When immigrants come to America, law requires an affidavit of support executed as a legal contract by a sponsor who agrees to provide assimilation assistance, financial support, and even financial liability if fraud against the state is committed. Federal law — in light of this sponsorship approach — bars legal immigrants from benefits during their first five years in the country. Rhode Island law equivocates, appearing to grant eligibility to legal aliens but failing to provide state funding for the purpose.
Thus, perhaps we do need interpreters to explain to aliens that they are not eligible for federal assistance and that the state has never funded their benefits. Rhode Island General Law § 40-5.1-8 (iv), leading to Sec. 402 (b) (2), then to Sec 431 (b) (1), does provide a doorway to benefits that circumvents the federal requirement of a five-year assimilation period, but the only way these benefits could be legally distributed is if the benefits are devoid of federal reimbursement. Luckily, none of our welfare programs meet that criterion.
The central principle of welfare reform was to use time-limited assistance as a motivation for recipients to gain skills and stabilize family responsibilities so as to enter the work force. But our statutory and cultural expectations are that immigrants come to this country ready to work, with integration facilitated by their sponsors.
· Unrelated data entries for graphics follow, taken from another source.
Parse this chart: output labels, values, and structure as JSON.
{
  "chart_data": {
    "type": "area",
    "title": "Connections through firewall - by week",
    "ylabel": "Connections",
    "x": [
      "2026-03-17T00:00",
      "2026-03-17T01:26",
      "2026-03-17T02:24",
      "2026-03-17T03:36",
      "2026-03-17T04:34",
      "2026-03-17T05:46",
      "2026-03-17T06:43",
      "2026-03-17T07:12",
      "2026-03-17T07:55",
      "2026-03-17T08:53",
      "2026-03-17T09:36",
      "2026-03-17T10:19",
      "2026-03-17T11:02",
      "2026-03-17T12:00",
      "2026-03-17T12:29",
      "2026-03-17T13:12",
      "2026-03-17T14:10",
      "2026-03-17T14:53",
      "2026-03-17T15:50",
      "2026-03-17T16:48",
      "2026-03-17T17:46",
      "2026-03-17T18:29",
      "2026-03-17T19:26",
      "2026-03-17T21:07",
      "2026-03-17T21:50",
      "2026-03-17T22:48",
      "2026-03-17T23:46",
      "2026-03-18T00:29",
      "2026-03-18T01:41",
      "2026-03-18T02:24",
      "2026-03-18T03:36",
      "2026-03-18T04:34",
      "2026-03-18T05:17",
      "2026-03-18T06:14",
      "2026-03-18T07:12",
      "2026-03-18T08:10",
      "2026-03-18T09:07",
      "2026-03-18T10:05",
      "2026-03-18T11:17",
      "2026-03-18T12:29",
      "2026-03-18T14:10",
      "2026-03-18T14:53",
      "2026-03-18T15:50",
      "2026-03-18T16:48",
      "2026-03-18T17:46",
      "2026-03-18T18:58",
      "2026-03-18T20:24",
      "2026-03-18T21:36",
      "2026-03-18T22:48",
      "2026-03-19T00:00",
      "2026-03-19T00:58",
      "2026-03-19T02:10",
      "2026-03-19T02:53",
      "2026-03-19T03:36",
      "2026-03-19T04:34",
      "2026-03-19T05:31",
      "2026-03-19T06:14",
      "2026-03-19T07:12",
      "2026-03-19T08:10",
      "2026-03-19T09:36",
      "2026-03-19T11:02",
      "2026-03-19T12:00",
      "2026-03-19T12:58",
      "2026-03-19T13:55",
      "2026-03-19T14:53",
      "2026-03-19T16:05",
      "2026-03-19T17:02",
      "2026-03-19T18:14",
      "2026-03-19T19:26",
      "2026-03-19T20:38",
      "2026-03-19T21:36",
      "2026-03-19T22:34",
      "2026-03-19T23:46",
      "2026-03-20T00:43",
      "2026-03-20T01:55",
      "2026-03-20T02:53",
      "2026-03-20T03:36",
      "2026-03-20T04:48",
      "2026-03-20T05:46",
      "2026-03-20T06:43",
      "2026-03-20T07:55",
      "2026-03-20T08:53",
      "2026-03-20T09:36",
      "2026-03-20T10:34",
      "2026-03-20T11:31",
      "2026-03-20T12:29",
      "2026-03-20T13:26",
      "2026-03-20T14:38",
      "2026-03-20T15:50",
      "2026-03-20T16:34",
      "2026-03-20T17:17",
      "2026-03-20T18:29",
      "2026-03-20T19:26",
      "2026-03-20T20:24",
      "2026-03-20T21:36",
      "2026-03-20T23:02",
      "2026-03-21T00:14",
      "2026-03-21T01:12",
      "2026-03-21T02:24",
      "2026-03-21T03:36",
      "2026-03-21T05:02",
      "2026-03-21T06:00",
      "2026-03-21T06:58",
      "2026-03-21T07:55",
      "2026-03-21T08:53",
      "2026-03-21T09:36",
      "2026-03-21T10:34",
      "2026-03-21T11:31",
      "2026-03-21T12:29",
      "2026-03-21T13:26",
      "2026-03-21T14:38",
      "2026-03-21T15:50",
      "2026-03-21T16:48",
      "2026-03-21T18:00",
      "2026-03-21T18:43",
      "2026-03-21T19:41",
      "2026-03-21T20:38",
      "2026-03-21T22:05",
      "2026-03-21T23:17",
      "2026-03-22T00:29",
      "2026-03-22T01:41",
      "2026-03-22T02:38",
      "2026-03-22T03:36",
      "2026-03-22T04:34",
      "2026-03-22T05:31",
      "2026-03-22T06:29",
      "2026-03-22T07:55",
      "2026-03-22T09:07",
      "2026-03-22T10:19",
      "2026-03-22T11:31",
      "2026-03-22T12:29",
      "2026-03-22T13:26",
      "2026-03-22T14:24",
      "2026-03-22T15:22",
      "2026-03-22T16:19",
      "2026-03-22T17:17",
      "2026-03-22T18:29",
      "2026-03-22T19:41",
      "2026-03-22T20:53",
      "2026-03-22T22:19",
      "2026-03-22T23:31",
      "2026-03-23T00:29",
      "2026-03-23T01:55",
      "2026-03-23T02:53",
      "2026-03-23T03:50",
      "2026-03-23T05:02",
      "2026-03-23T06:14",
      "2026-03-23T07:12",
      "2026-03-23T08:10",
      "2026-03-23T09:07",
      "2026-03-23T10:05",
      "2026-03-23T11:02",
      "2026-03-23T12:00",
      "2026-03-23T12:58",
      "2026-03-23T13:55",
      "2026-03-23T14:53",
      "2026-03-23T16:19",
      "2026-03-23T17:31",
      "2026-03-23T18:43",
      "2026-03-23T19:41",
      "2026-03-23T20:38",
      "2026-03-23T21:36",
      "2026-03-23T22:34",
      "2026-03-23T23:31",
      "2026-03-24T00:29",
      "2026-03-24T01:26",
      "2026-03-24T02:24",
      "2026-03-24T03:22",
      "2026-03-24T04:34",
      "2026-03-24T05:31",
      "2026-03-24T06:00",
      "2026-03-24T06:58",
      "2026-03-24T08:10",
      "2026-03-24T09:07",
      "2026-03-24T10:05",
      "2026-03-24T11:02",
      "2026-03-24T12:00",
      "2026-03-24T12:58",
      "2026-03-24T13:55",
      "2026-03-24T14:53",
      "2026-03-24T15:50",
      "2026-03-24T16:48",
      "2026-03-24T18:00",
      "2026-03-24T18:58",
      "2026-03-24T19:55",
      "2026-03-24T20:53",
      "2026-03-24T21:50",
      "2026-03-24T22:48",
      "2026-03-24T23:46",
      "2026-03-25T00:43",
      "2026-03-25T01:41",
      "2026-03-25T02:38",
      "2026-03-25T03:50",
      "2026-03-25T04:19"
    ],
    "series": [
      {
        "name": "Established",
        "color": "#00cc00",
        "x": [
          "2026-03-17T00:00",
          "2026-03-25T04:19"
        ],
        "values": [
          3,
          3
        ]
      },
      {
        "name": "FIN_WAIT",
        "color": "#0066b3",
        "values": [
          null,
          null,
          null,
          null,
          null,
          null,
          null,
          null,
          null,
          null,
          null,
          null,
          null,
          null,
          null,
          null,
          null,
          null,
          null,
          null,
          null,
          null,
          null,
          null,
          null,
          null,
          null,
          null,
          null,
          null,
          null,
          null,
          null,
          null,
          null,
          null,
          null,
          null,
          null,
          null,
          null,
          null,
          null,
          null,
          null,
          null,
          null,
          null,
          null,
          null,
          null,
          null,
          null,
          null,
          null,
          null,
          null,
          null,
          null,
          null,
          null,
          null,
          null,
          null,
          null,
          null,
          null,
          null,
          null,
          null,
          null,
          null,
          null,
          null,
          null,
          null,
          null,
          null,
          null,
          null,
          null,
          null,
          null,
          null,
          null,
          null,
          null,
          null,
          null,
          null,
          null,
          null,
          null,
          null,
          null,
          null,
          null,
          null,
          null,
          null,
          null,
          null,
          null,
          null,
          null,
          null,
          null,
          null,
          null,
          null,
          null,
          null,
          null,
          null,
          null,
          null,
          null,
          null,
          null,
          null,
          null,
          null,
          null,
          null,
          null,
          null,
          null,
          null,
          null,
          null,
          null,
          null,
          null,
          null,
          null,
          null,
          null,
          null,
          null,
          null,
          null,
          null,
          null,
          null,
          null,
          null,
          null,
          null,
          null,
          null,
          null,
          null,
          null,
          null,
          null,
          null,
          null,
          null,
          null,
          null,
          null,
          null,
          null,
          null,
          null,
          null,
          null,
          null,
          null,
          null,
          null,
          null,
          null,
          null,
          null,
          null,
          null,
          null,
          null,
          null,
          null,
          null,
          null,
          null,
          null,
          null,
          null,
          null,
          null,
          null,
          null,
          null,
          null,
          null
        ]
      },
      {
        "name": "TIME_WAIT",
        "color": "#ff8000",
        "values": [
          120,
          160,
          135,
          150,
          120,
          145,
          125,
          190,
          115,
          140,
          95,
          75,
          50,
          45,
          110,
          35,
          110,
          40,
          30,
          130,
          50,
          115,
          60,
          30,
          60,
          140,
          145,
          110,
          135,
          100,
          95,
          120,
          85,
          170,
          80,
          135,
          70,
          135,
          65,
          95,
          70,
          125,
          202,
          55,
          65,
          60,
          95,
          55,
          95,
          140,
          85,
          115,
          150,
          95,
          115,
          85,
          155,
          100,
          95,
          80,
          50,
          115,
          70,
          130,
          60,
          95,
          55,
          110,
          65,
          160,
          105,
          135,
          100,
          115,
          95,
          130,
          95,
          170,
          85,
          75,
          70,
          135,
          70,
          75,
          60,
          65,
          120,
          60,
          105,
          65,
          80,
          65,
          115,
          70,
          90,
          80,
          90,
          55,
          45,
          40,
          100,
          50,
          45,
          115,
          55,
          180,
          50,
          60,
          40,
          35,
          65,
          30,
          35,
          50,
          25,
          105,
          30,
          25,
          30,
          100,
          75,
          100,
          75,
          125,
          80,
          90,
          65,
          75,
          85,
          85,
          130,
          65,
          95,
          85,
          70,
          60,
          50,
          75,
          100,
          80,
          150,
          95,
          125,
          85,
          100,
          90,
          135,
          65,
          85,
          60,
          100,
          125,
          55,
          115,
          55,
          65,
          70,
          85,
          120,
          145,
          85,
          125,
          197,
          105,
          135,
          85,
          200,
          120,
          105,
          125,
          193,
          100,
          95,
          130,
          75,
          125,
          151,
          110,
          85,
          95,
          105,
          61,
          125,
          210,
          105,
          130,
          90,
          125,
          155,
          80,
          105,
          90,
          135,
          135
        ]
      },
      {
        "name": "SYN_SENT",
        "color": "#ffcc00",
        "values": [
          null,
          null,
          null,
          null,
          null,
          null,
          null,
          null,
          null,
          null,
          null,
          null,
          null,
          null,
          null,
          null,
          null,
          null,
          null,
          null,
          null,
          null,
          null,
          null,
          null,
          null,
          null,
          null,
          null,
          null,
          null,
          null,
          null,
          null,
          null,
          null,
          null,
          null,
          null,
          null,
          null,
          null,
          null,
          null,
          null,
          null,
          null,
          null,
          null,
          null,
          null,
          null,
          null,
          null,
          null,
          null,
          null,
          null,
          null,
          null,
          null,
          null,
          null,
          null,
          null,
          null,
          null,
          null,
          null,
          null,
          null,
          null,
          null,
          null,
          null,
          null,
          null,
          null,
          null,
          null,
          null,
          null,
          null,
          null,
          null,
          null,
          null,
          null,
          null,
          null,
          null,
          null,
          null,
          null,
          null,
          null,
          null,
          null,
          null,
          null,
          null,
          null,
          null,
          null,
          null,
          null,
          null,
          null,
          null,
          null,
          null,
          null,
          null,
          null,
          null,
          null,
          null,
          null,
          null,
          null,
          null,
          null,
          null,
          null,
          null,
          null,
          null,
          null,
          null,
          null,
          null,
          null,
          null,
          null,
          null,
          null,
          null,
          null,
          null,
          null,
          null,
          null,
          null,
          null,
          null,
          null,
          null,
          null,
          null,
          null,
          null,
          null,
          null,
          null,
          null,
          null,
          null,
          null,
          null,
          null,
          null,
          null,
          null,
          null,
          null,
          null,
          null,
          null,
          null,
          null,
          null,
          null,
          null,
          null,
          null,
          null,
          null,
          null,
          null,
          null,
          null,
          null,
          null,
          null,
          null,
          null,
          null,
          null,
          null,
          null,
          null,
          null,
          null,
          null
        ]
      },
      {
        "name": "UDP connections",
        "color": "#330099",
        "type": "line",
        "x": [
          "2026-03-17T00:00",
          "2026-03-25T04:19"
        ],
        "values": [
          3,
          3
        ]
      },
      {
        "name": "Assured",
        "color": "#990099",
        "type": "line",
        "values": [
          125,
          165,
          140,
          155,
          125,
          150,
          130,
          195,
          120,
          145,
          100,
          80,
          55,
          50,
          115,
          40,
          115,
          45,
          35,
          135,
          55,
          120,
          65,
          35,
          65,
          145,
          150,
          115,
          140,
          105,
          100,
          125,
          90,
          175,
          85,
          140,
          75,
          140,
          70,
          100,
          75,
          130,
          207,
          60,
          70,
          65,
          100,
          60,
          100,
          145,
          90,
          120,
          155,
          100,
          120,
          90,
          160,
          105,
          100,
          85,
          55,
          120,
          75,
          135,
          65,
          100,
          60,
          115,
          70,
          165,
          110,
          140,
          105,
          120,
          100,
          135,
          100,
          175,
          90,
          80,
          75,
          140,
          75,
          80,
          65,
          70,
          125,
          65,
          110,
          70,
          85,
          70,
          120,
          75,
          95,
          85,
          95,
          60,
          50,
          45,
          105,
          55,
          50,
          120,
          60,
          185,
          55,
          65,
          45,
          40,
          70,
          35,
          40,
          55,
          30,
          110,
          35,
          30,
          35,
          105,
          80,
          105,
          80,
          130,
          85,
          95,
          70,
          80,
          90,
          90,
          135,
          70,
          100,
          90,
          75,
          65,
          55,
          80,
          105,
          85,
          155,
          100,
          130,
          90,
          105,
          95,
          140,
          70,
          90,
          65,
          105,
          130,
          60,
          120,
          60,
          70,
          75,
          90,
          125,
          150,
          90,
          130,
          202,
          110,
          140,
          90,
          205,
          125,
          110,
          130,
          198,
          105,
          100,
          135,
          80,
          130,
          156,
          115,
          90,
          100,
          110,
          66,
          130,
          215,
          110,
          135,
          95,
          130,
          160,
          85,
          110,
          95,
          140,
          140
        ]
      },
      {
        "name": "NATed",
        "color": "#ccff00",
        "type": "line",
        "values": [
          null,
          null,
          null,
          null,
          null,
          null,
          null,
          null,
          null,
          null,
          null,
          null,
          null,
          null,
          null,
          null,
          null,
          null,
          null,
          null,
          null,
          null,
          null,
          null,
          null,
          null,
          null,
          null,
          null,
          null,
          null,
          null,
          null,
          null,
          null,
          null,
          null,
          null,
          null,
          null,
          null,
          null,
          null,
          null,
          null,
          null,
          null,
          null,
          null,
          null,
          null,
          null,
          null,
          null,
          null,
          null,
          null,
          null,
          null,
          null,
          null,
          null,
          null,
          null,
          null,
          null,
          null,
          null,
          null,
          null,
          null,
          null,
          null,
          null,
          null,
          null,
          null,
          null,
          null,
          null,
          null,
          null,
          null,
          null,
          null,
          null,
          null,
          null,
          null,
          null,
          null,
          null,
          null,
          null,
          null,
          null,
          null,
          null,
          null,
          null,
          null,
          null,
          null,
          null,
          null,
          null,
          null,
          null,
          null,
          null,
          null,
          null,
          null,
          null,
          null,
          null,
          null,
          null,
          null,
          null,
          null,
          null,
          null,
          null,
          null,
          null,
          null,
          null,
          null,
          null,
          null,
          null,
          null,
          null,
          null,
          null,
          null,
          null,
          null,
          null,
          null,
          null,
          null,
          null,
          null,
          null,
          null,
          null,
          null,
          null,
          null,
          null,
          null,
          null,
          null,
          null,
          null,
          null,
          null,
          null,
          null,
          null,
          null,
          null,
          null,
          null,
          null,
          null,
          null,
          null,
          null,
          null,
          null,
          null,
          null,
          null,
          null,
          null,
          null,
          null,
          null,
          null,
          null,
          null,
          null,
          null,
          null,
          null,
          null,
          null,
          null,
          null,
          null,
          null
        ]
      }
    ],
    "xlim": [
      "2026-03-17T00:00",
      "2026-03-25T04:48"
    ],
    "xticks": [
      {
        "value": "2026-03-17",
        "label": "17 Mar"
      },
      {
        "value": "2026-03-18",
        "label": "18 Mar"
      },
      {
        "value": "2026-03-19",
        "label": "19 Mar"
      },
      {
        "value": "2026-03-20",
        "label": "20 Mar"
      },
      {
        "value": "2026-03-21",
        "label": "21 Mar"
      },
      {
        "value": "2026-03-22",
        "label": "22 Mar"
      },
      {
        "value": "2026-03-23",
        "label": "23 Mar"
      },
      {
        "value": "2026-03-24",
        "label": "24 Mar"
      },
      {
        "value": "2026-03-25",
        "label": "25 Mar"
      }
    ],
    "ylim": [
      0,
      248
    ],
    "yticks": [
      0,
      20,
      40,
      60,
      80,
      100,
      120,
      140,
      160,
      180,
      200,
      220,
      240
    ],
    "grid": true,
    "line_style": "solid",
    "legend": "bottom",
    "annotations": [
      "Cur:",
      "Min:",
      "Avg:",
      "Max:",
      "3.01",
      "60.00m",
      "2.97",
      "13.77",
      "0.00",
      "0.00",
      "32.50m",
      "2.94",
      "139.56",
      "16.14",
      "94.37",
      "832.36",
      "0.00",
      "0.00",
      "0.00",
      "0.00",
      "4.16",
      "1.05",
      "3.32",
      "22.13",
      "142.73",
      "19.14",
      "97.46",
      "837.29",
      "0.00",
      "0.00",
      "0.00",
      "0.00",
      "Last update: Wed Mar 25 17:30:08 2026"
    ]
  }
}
Thus a plan for work skills and family stability are a prerequisite to their admission. It is logically inconsistent with the reformed approach to think that immigrants should arrive and get five years of government benefits, or more, to get on their feet.
Clearly, the governor understands that providing interpreters weakens the institution of sponsorship and deters linguistic assimilation, even as benefit programs undermine economic assimilation. As long as Rhode Island law remains ambiguous on the subject and there can even be a basis for resident-alien benefit applications, to suggest that these immigrants and their voluntary support community cannot navigate a welfare application is more an example of bureaucratic complexity than of institutional bigotry.
But do you really believe applying for benefits is that complex? Somehow, this complexity falls just short of inquiring into whether the recipient drives a Porsche SUV (“Police halt cocaine scheme,” news, July 12). Why? Because the Rhode Island Department of Human Services code of rules prescribes a “declaration method” of social-service application that requires no verification of information other than from the applicant.
But we digress.
What does it mean to assimilate into our culture, and who should finance that process? The answer to the first question provides the answer to the second. It is the culture of this country to encourage self-reliance and trust not in government assistance but in oneself and one’s fellow man. Assimilation is not simply a linguistic concept but a willingness to embrace both the economic and social culture of America.
Respect for the many cultures that contributed to the melting pot should be the legacy of immigration, not some kind of front-loaded expectation. The idea of conforming American society to immigrants, rather than vice versa, is a perverse incentive that puts the cart of multiculturalism before the horse of assimilation.
Advancing principles that help to ensure that immigration is limited to those who will seize American opportunity and not American largess is nothing to be ashamed of, for the governor or anyone else.
William Felkner is the president of Ocean State Policy Research Institute ( www.oceanstatepolicy.org).